Treating waste as “artificial resources”
Achieving environment friendly resource recycling

Department of Resources and Environmental Engineering
Professor
Shuji Owada

 

The Department of Resources and Environmental Engineering conducts education and research regarding topics ranging from the exploitation of resources to their use, recycling, disposal, and environmental problems resulting from the above activities. The Department of Resources and Environmental Engineering is one of the few places where one can study such a wide range of topics encompassing both the environment and resources.
In seeking to optimize resource recycling, the Owada Laboratory takes a technological approach to advanced component separation. Broadly speaking, separation technologies can be divided into two categories: physical separation, and chemical or high-temperature separation. Physical separation processes lack a strong theoretical background and present many unsolved problems. Resolving such problems is the main theme of this laboratory’s research.
At the lab, we refer to waste as “artificial resources.” This is because there is a need for society to reduce waste disposal by recycling more waste as artificial resources.
Waste processing processes can be roughly categorized as dismantling, comminution, sorting, smelting and refining. The problem with comminution is that it lacks precision, so the products are often contaminated with impurities and the recovery rate of valuable material is considerably low. A more advanced technology is required.

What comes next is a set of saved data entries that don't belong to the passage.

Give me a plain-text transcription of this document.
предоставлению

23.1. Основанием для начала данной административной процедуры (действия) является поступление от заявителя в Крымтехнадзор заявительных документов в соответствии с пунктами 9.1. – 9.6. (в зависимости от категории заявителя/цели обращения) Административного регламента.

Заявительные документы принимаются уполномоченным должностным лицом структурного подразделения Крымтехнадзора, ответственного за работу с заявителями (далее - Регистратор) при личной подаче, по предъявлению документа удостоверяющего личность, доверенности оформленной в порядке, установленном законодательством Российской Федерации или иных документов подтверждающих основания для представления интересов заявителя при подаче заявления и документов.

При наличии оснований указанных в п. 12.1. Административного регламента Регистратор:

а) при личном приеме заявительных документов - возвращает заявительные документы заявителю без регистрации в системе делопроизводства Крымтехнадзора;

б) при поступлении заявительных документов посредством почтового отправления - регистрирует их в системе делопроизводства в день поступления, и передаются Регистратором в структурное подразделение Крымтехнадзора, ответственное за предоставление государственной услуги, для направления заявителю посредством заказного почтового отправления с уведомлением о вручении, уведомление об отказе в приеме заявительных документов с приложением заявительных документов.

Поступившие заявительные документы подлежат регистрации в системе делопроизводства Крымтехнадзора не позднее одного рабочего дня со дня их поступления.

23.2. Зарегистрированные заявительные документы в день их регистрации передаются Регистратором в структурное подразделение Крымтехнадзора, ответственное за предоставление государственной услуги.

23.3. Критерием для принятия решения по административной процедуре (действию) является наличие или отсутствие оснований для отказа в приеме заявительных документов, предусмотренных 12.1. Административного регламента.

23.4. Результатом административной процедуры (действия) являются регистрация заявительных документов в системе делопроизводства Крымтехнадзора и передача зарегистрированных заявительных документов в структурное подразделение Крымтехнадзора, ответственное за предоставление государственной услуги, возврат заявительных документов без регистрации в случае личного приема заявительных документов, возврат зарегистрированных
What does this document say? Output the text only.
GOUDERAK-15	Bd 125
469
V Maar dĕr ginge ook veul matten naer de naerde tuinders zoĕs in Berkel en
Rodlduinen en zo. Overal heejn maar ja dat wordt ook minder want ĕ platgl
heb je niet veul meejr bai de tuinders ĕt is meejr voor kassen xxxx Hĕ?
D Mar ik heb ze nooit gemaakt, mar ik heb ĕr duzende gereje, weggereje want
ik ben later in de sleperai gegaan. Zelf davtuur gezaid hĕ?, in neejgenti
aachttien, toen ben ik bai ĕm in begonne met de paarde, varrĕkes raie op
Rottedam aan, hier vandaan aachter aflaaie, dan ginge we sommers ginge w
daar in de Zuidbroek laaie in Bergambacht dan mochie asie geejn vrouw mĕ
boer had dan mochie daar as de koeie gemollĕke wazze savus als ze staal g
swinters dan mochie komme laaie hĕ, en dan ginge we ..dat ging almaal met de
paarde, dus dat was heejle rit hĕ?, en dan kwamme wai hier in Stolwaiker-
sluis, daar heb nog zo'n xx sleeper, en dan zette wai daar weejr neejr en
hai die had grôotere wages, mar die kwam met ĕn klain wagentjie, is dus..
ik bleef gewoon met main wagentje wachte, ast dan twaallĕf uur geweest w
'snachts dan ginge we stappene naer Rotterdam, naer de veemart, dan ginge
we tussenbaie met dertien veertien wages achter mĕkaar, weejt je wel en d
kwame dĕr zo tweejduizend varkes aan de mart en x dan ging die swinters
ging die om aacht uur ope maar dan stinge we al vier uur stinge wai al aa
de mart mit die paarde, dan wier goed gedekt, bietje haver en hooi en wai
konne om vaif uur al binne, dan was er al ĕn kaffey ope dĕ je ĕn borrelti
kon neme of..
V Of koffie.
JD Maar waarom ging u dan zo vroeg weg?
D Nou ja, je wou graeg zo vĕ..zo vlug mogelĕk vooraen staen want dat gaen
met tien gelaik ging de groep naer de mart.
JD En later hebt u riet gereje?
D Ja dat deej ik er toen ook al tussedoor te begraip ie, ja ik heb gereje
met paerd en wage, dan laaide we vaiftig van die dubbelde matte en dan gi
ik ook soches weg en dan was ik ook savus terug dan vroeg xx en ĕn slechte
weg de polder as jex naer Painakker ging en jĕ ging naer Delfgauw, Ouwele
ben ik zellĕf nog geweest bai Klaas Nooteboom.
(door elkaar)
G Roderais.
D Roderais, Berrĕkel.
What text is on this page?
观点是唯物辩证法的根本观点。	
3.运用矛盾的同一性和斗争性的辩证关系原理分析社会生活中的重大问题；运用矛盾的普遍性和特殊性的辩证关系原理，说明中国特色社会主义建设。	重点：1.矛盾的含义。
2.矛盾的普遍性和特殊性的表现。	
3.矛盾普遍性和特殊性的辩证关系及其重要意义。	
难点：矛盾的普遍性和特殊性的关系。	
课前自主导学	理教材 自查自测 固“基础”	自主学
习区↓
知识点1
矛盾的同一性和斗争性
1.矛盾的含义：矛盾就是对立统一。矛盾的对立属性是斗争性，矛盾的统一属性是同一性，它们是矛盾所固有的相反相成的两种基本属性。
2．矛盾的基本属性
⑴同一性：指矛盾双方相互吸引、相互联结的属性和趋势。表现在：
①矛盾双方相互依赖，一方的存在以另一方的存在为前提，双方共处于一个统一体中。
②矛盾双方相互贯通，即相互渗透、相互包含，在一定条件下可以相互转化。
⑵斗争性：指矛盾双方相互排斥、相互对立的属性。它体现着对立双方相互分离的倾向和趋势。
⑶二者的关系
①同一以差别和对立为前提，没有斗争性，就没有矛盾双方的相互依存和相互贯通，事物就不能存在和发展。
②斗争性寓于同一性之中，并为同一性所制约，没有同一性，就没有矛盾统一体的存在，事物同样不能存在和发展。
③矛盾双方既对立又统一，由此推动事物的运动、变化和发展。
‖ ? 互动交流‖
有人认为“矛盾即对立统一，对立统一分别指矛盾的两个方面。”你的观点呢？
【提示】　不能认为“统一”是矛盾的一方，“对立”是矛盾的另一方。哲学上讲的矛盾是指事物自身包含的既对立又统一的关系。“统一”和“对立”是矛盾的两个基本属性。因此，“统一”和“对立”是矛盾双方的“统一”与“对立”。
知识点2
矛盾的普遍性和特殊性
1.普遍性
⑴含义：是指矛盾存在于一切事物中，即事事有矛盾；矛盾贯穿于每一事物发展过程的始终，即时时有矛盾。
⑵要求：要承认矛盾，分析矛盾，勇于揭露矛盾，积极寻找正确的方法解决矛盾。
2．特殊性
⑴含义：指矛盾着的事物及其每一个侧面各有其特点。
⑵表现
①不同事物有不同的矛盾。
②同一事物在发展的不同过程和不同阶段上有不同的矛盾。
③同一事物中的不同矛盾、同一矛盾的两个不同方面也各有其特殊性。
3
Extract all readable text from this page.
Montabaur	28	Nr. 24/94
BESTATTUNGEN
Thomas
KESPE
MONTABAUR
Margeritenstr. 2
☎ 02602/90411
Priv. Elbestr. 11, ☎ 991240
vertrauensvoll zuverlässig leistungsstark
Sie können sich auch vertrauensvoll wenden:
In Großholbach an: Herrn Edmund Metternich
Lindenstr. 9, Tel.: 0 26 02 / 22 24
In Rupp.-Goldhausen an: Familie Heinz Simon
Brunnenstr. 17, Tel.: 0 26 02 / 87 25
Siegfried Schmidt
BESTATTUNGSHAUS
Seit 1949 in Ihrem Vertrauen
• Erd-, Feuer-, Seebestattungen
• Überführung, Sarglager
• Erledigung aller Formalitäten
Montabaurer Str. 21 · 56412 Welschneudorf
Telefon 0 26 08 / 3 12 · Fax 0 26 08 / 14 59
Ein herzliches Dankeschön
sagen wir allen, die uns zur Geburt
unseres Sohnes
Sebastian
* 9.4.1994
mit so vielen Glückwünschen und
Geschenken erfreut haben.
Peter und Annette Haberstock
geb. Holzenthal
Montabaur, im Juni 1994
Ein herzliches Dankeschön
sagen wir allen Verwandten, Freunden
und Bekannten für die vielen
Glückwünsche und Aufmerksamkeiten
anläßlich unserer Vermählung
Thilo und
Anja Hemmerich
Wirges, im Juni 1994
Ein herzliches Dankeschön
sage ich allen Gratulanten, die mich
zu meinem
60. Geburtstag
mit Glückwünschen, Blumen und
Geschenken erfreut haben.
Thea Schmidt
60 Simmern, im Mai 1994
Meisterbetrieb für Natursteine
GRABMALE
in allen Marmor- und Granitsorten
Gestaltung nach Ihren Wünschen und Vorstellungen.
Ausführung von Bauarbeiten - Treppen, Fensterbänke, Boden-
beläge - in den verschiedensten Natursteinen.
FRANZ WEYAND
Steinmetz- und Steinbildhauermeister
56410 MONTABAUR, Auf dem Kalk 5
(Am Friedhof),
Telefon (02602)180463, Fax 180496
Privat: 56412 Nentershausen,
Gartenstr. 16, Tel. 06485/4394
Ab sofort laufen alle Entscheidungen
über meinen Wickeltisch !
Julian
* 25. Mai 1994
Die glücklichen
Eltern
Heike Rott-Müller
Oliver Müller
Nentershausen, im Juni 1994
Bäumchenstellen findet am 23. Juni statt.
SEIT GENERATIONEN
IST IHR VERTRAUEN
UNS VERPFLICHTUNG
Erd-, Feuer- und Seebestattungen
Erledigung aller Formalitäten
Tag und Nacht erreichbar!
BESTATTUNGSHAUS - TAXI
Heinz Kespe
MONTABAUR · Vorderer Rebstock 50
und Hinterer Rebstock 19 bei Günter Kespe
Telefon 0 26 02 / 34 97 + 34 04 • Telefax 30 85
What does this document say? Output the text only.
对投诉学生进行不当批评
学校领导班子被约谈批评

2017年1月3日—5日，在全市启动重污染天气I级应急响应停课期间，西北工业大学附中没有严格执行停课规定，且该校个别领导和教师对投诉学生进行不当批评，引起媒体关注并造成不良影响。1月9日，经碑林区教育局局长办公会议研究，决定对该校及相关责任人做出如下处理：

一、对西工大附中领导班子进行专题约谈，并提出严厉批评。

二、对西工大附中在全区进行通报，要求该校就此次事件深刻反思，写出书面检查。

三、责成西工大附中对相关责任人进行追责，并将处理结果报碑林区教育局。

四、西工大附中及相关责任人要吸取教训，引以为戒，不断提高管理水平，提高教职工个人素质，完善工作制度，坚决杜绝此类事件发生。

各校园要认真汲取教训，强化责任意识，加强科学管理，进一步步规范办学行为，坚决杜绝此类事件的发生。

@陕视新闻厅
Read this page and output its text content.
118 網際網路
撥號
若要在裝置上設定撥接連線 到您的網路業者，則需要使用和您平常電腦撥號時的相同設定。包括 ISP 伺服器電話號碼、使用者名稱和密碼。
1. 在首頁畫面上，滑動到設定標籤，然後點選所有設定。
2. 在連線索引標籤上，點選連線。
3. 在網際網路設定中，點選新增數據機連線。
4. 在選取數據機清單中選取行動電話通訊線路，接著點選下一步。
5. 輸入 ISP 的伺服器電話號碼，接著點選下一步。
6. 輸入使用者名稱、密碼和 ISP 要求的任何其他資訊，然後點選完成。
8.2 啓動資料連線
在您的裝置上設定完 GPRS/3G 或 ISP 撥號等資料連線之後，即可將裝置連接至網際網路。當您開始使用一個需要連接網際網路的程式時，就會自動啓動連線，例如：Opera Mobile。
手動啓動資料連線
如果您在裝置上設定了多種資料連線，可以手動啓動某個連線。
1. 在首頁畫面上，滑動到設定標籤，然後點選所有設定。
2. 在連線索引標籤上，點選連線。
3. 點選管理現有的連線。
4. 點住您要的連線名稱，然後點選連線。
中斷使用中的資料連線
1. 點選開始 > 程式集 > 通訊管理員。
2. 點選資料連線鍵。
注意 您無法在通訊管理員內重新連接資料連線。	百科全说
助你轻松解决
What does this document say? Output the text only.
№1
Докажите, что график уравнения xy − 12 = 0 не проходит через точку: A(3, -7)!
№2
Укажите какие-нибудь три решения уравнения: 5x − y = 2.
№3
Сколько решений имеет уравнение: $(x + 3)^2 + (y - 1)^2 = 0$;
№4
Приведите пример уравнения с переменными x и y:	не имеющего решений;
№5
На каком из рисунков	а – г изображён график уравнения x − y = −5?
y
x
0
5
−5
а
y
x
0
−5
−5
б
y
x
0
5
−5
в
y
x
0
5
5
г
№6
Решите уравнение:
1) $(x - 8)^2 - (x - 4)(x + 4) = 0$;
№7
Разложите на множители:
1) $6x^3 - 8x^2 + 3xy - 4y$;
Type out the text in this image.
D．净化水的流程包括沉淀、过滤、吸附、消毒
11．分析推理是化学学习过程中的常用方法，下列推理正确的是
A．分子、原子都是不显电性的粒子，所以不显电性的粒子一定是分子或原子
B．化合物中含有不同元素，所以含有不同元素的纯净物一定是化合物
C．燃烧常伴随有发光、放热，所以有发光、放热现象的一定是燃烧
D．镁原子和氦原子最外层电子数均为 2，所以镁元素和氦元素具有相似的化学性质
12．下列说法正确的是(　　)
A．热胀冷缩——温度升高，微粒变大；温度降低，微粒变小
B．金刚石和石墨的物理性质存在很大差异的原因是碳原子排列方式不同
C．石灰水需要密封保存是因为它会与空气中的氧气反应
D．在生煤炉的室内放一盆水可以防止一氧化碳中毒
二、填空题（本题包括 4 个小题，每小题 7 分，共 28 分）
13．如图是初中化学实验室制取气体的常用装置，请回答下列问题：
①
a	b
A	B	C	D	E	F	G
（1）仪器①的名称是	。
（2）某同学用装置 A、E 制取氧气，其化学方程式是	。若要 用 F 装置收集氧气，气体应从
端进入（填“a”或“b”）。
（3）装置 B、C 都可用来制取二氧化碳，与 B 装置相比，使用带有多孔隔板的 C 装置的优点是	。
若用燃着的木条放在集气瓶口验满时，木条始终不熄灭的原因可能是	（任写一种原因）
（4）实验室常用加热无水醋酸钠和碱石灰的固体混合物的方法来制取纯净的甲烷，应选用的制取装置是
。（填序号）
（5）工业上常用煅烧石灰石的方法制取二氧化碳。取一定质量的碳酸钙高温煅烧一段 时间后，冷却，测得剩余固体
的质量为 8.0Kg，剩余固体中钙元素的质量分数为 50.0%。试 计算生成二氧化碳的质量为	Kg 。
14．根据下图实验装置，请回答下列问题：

Making better use of artificial resources
by maximizing use of advanced technology

Let me give some examples of some of the cutting edge research we are conducting. “Smart comminution” and “Smart sorting” are new technology frameworks for comminution and sorting. This new cutting-edge technology makes it possible to comminute and sort materials with greater precision. Here’s how it works.

1) Smart comminution

When comminuting and sorting waste, efficiency could be greatly increased if it were possible to first extract reusable items, since this would greatly improve the rates of reutilization and/or material reuse. For example, a computer is made up of all sorts of assemblies, such as keyboards, monitors, circuit boards and so on. If those assemblies could be broken up into their separate parts, they could be reused in their existing form.
The process of breaking the individual parts of such an item into separate components is called “liberation.” And the process which makes full use of the latest technology to liberate such components is called “smart comminution.”

2) Smart sorting

Once components have been liberated, they must be sorted.
Past practice has been to use different types of machinery to concentrate particular types of component material, but recently the hardness, density, chemical composition, etc. of solids running on a conveyor belt can be detected for example using X-rays and special lasers, and desired component types can be separated from other materials using puffs of compressed air. This process is referred to as “smart sorting.”
In 2015, we developed a LIBS* sorter which uses smart sorting technology. This sorter irradiates the material to be sorted with a laser which instantaneously heats the surface of the material to plasmatize it. By spectroscopic analysis of the plasma, it is possible to quantitatively identify a wide range of elements ranging from hydrogen to uranium.
* Abbreviation for “Laser-Induced Breakdown Spectroscopy.” The method uses a laser to plasmatize part of the target material for analysis of its component elements.

Research at the Department of Resources and Environmental Engineering
can also be viewed as a social experiment

I always tell my students to concentrate on “why” and “therefore”. Even if an experiment yields interesting results, they will be of no practical value if nothing can be said about “why” and “therefore.”
Education and research activities at the Department of Resources and Environmental Engineering can be regarded as a sort of a social experiment. Since this research is of high public interest, mistakes can have a profound impact on society. I regard it as my mission to continue cultivating researchers with an appreciation for the scientific method and a sense of responsibility.